Nell’ambito di un regolamento negoziale afferente ad un’operazione di investimento e finanziamento dell’attività di una s.r.l., la presenza di “patti aggiunti” coevi all’atto notarile di cessione delle quote sociali può stabilire che il prezzo della cessione dell’intero capitale sociale sia comprensivo dei debiti della società verso gli istituti bancari, da estinguere mediante accollo del debito, e con versamento ai soci cedenti della sola eventuale differenza risultante all’esito del pagamento dei debiti sociali.

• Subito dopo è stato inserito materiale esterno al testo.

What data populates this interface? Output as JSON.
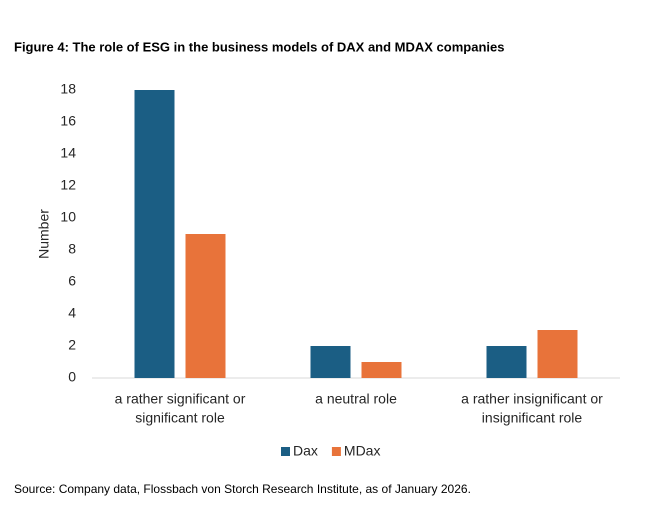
{
  "chart_data": {
    "type": "bar",
    "title": "Figure 4: The role of ESG in the business models of DAX and MDAX companies",
    "y_label": "Number",
    "categories": [
      [
        "a rather significant or",
        "significant role"
      ],
      [
        "a neutral role"
      ],
      [
        "a rather insignificant or",
        "insignificant role"
      ]
    ],
    "series": [
      {
        "name": "Dax",
        "color": "#1b5e84",
        "values": [
          18,
          2,
          2
        ]
      },
      {
        "name": "MDax",
        "color": "#e8733a",
        "values": [
          9,
          1,
          3
        ]
      }
    ],
    "ylim": [
      0,
      18
    ],
    "yticks": [
      0,
      2,
      4,
      6,
      8,
      10,
      12,
      14,
      16,
      18
    ],
    "grid": false,
    "legend": "bottom",
    "source": "Source: Company data, Flossbach von Storch Research Institute, as of January 2026."
  }
}
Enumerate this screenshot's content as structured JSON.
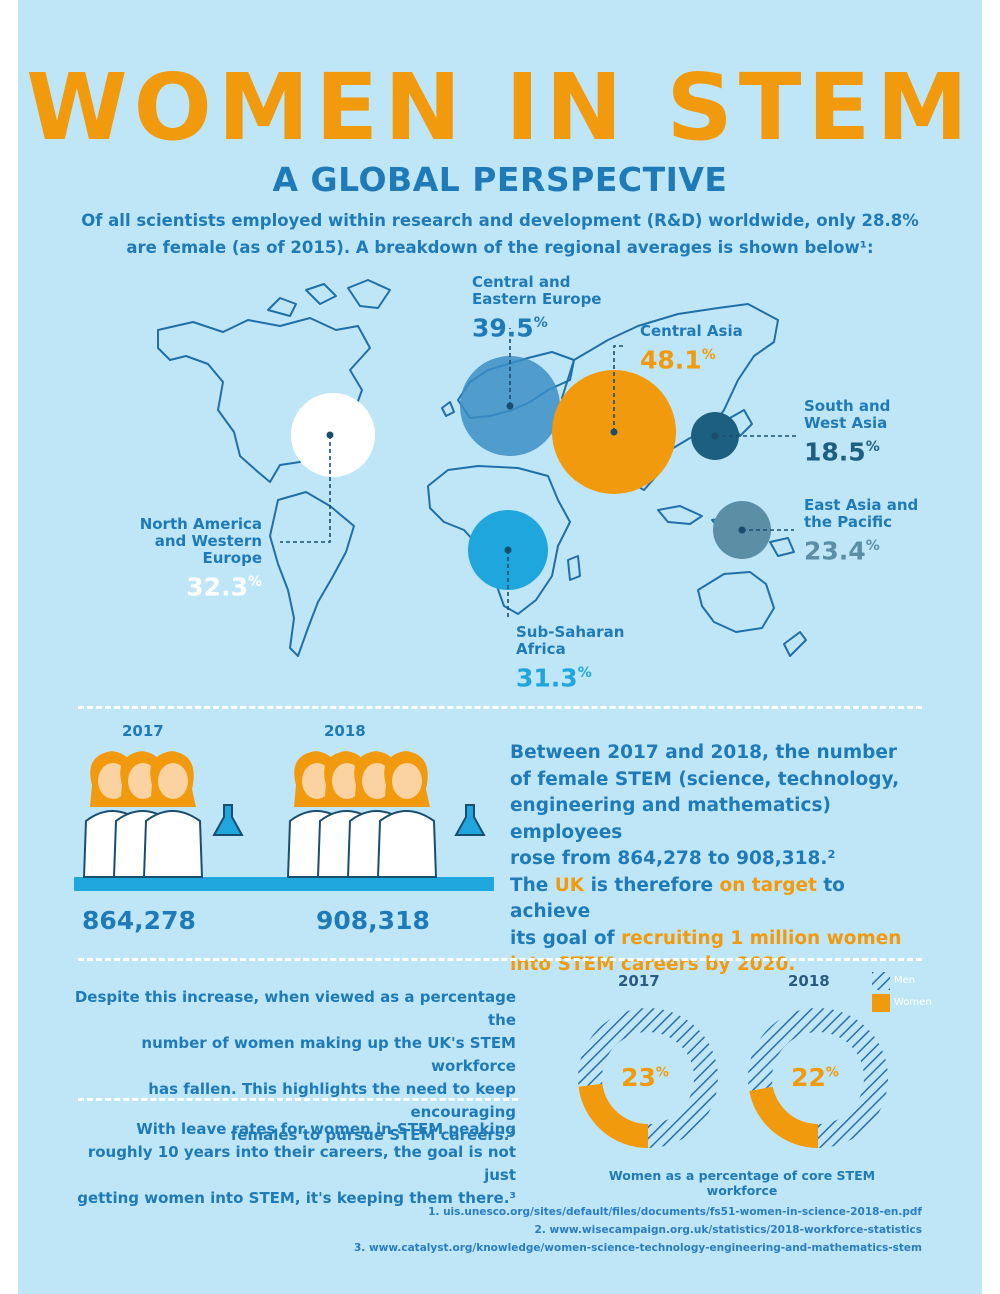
{
  "header": {
    "title": "WOMEN IN STEM",
    "subtitle": "A GLOBAL PERSPECTIVE",
    "intro": "Of all scientists employed within research and development (R&D) worldwide, only 28.8% are female (as of 2015). A breakdown of the regional averages is shown below¹:"
  },
  "regions": [
    {
      "name": "Central and Eastern Europe",
      "value": "39.5",
      "unit": "%",
      "color": "#3b8ec6"
    },
    {
      "name": "Central Asia",
      "value": "48.1",
      "unit": "%",
      "color": "#f29a0e"
    },
    {
      "name": "South and West Asia",
      "value": "18.5",
      "unit": "%",
      "color": "#1d5f7e"
    },
    {
      "name": "East Asia and the Pacific",
      "value": "23.4",
      "unit": "%",
      "color": "#5b8fa5"
    },
    {
      "name": "North America and Western Europe",
      "value": "32.3",
      "unit": "%",
      "color": "#ffffff"
    },
    {
      "name": "Sub-Saharan Africa",
      "value": "31.3",
      "unit": "%",
      "color": "#1ea6dd"
    }
  ],
  "workforce": {
    "year_2017": "2017",
    "year_2018": "2018",
    "count_2017": "864,278",
    "count_2018": "908,318",
    "figures_2017": 3,
    "figures_2018": 4,
    "para_line1": "Between 2017 and 2018, the number",
    "para_line2": "of female STEM (science, technology,",
    "para_line3": "engineering and mathematics) employees",
    "para_line4": "rose from 864,278 to 908,318.²",
    "para_line5_a": "The ",
    "para_line5_b": "UK",
    "para_line5_c": " is therefore ",
    "para_line5_d": "on target",
    "para_line5_e": " to achieve",
    "para_line6_a": "its goal of ",
    "para_line6_b": "recruiting 1 million women",
    "para_line7": "into STEM careers by 2020."
  },
  "percentages": {
    "text1_l1": "Despite this increase, when viewed as a percentage the",
    "text1_l2": "number of women making up the UK's STEM workforce",
    "text1_l3": "has fallen. This highlights the need to keep encouraging",
    "text1_l4": "females to pursue STEM careers.³",
    "text2_l1": "With leave rates for women in STEM peaking",
    "text2_l2": "roughly 10 years into their careers, the goal is not just",
    "text2_l3": "getting women into STEM, it's keeping them there.³",
    "legend_men": "Men",
    "legend_women": "Women",
    "caption": "Women as a percentage of core STEM workforce"
  },
  "chart_data": {
    "type": "pie",
    "title": "",
    "categories": [
      "2017",
      "2018"
    ],
    "series": [
      {
        "name": "Women",
        "values": [
          23,
          22
        ]
      },
      {
        "name": "Men",
        "values": [
          77,
          78
        ]
      }
    ],
    "value_labels": [
      "23",
      "22"
    ],
    "unit": "%",
    "xlabel": "Women as a percentage of core STEM workforce",
    "legend": "top-right",
    "colors": {
      "women": "#f29a0e",
      "men": "#2b6fa6"
    }
  },
  "references": {
    "ref1": "1. uis.unesco.org/sites/default/files/documents/fs51-women-in-science-2018-en.pdf",
    "ref2": "2. www.wisecampaign.org.uk/statistics/2018-workforce-statistics",
    "ref3": "3. www.catalyst.org/knowledge/women-science-technology-engineering-and-mathematics-stem"
  }
}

Nel caso, la richiesta di pagamento di una delle rate del prezzo di cessione delle quote sociali si inserisce nell’ambito di un’operazione complessa, più articolata di una mera compravendita di quote sociali, essenzialmente finalizzata, attraverso la dismissione di partecipazioni sociali, alla liberazione della società dai debiti e contestualmente alla liberazione dei suoi soci garanti e fondata sul pilastro della prioritaria destinazione del prezzo – pattuito per la cessione – all’estinzione dei debiti sociali, nonché basata sulla natura essenzialmente residuale del diritto dei soci al versamento in loro favore del prezzo della cessione.
In caso di revoca con contestuale sostituzione dell’organo amministrativo, la nomina del nuovo amministratore è immediatamente efficace, mentre l’iscrizione nel Registro delle Imprese rileva ai soli fini dell’opponibilità ai terzi; l’art. 120bis, co. 4, CCII non deroga a tale regola, limitandosi a precisare la retroattività degli effetti dell’eventuale rigetto della domanda di omologa.
Nel procedimento ex art. 120bis, co. 4, CCII, promosso dal nuovo amministratore per la ratifica della delibera assembleare di revoca per giusta causa del precedente, non ricorre un conflitto immanente tale da imporre la nomina del curatore speciale ex art. 78 c.p.c.; la società può quindi stare in giudizio in persona dell’amministratore di nuova nomina.
Ai fini dell’art. 120bis, co. 4, CCII, la “giusta causa” di revoca si ricava dall’art. 2259 c.c. e comprende qualsiasi condotta dell’amministratore che, violando i doveri di diligenza e correttezza, mini il pactum fiduciae ed elida l’affidamento riposto dai soci al momento della nomina, ovvero ostacoli – anche solo rendendolo meno agevole – il perseguimento dell’oggetto sociale; tale nozione è distinta tanto dal mero inadempimento quanto dalle “gravi irregolarità” di cui all’art. 2409 c.c.
La decisione di accedere a una procedura di regolazione della crisi e dell’insolvenza ai sensi dell’art. 120bis CCII spetta esclusivamente all’organo amministrativo e, per espressa previsione di legge, non costituisce di per sé giusta causa di revoca; restano tuttavia fermi i doveri degli amministratori, ai sensi dell’art. 120bis, co. 3, CCII di informare i soci dell’avvenuta decisione e di riferire periodicamente sul relativo andamento.